For some long-running CACE sims, I've seen this er...
# chipalooza
b
For some long-running CACE sims, I've seen this error popping up in the live log after a simulation test case completes, and data for that run is lost. Any idea what could be closing the pipes?
t
It looks like something killed the process. Did you monitor memory use while it was running? It is possible that the process was killed by the kernel's out-of-memory (OOM) manager. This is possible for a long-running simulation if you have opted to save everything. Could always be something else, but that's my hunch.
b
Will monitor next time. Yeah, I think WSL limits available memory to 12 GB or so, so it could well be.
t
If it's WSL, though, I'm even less sure how the OOM management works.
b
It does seem related to memory. On my machine, sets of ~50 long (400000 rows) sims in CACE can run out of memory. It helps if I exit the CACE GUI between runs, but makes it difficult to collect a full datasheet summary. There's a note in Microsoft's documentation about how WSL 2 can consume excess memory because it does not promptly release cached pages. https://github.com/microsoft/WSL/issues/4166 I can confirm idle memory usage is higher after use, even without actively running a CACE job. I'm trying some configuration settings with a
.wslconfig
file, described here: https://learn.microsoft.com/en-us/windows/wsl/wsl-config. Will report if this resolves my troubles.
👍 1
t
I would suppose that a low-speed crystal oscillator transient startup would be a resource hog, but is there any way to reduce the data after the simulation? Or even during? The
linearize
command in ngspice might be useful here (or not; just spouting off ideas here. . .).
b
If I understand the manual right,
linearize
acts on a finished vector but it doesn't accelerate or compress the data mid-sim.
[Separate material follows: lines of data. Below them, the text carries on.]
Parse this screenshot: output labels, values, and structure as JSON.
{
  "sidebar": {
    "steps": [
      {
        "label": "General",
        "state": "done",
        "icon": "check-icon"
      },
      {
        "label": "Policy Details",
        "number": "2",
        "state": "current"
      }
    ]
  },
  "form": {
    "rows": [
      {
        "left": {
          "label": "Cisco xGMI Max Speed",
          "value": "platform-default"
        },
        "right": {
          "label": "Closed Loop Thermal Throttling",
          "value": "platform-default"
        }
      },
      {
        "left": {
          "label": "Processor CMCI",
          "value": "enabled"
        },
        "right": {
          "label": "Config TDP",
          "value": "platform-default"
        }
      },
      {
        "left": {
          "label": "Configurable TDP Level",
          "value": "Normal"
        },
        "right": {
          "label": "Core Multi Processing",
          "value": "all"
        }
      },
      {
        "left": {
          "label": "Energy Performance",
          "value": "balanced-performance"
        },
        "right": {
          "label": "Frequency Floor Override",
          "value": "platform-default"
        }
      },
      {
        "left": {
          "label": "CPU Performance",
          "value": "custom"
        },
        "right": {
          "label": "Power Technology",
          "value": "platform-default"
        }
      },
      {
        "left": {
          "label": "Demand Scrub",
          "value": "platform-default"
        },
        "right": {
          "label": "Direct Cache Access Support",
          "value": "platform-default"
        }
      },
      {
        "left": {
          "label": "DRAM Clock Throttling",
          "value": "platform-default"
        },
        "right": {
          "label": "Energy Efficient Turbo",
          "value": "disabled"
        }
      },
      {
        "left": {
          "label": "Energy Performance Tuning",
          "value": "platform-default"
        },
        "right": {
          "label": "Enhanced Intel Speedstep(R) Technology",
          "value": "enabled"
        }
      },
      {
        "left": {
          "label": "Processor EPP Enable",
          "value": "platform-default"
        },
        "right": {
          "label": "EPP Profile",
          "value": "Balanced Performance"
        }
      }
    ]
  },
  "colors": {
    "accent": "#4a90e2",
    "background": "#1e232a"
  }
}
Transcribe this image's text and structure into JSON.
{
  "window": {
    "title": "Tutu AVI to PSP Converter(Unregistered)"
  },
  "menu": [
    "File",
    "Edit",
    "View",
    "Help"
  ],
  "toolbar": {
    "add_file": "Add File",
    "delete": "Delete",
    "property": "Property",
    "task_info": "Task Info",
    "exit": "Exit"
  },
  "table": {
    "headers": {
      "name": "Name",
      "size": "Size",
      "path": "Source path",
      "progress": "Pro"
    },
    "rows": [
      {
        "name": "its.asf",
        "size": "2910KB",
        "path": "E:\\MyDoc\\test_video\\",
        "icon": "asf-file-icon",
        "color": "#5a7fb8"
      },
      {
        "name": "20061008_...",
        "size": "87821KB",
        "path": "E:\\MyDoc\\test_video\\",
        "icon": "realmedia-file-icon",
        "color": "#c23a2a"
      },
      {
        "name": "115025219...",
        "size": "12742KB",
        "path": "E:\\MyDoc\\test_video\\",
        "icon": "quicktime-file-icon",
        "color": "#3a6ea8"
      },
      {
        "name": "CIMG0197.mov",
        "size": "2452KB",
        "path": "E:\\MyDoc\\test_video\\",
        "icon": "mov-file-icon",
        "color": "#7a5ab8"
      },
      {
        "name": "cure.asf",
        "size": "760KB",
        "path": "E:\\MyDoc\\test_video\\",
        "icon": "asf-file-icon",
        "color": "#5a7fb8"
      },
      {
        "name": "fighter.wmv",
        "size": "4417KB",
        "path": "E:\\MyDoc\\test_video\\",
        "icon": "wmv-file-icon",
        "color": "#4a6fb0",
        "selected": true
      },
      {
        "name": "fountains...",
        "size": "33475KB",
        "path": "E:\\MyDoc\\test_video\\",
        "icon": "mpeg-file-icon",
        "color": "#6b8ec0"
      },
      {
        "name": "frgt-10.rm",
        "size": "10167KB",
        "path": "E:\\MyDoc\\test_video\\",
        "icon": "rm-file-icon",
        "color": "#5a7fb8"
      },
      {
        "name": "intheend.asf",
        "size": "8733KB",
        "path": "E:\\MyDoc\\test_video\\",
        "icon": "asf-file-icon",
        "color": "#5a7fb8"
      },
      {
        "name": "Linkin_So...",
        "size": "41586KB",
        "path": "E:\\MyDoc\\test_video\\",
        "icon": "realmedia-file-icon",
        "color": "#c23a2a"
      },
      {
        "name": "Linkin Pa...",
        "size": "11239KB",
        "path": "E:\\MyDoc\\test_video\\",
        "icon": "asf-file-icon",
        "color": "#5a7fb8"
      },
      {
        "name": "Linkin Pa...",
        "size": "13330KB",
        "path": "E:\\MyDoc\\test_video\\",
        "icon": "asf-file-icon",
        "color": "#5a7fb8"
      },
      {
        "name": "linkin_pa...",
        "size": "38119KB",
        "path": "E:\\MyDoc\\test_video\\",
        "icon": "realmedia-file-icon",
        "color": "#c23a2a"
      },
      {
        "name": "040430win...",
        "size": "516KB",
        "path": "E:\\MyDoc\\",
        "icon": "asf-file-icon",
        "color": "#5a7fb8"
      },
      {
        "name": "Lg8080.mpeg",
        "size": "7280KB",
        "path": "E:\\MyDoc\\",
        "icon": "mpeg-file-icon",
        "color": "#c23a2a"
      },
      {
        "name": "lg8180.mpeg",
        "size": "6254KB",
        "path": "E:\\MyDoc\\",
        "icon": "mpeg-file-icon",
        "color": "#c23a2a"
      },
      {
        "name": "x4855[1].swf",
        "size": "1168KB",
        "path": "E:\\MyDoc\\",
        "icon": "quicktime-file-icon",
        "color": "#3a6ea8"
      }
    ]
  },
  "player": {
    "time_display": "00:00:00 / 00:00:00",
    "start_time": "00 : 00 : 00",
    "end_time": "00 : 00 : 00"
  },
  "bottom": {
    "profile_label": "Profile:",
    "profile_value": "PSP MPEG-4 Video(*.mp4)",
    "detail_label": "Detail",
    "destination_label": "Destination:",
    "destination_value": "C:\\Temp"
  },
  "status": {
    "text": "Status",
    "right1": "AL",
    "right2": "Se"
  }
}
The post-simulation data handling is small enough. But the process of running the simultaneous transient sims occupies significant memory. I haven't tried running single-threaded, but I expect the total runtime will be longer. I added a
.wslconfig
file to my Windows home directory with a couple lines that show improvements.
memory=20GB
gives a more generous chunk to WSL than the default 16GB for my system.
pageReporting=false
keeps Windows from nabbing memory from WSL whenever it can (I think).
autoMemoryReclaim=dropcache
is an experimental feature that seems to help the most. WSL seems to free up memory more aggressively after a job completes and I'm not seeing it climb over 6GB. EDIT: It does climb over, but only during a batch of runs. Once WSL 2 runs out of swap space and memory, the running processes fail or their pipes close. With these configuration settings, after 10-15 seconds, the swap and memory clears, and the last testbench run can be aborted from the CACE GUI. Resuming the run after memory clears at least gives a chance of success.
t
Okay, so I guess the problem really was just memory management. I'm glad you figured it out (and hope that was pretty much the whole problem).
b
It still creeps up with the second or third testbench I run. Watching
htop
, there's a cace-gui process that climbs by 40-80 MB in resident memory for every completed ngspice run. I thought ngspice did the math (e.g. calculate the mean of a vector, or calculate a .meas time/value) and sent a few words over to cace-gui with the
.data
file output it makes using
wrdata
, but it seems like there's more going on than that. When a testbench finishes, all the ngspice processes terminate. This releases 1-2G of memory. But mid-testbench, the memory clumping onto CACE is an issue. At the end of a testbench cycle, CACE does its thing and processes the data, then the resident memory in the cace-gui process with the highest priority hikes up, which carries forward into the next testbench. Eventually I'm all out of juice over the 45 or 135 corners. Since adding more comprehensive corners, I haven't been able to generate results for every testbench in one sitting. I can still create an updated datasheet, but will do a piecewise data summary in the GitHub README. Is there a way for me to pare down the data CACE handles? I'm trying "Do not create plot files" (although I wasn't plotting anything). I am definitely wondering if there's anything else I should try.
t
I really don't know because CACE is not supposed to be handling much data at all; if you did 135 corners, then it should just be handling 135 values (or a small multiple of that, depending on how many values your simulation outputs). It sounds like python in WSL isn't doing proper garbage collection, like it's grabbing memory for the buffered output from ngspice and not releasing it. You might try axing the ngspice output in CACE by changing
stdout=subprocess.PIPE
and
stderr=subprocess.PIPE
or
stderr=subprocess.STDOUT
to
stdout=subprocess.DEVNULL
and
stderr=subprocess.DEVNULL
. This will have one negative impact that a simulation that hits an error and drops back to the ngspice interpreter prompt will cause CACE to hang. But if it works, then I can add it as an option setting.
(The changes would be in
cace_simulate.py
lines 152 and 153; I don't think it's needed anywhere else.) I have a pretty low level of confidence that that will change anything. But I can't think of anywhere else that would be using so much memory. For that matter, the output of ngspice can't be using that much memory, either.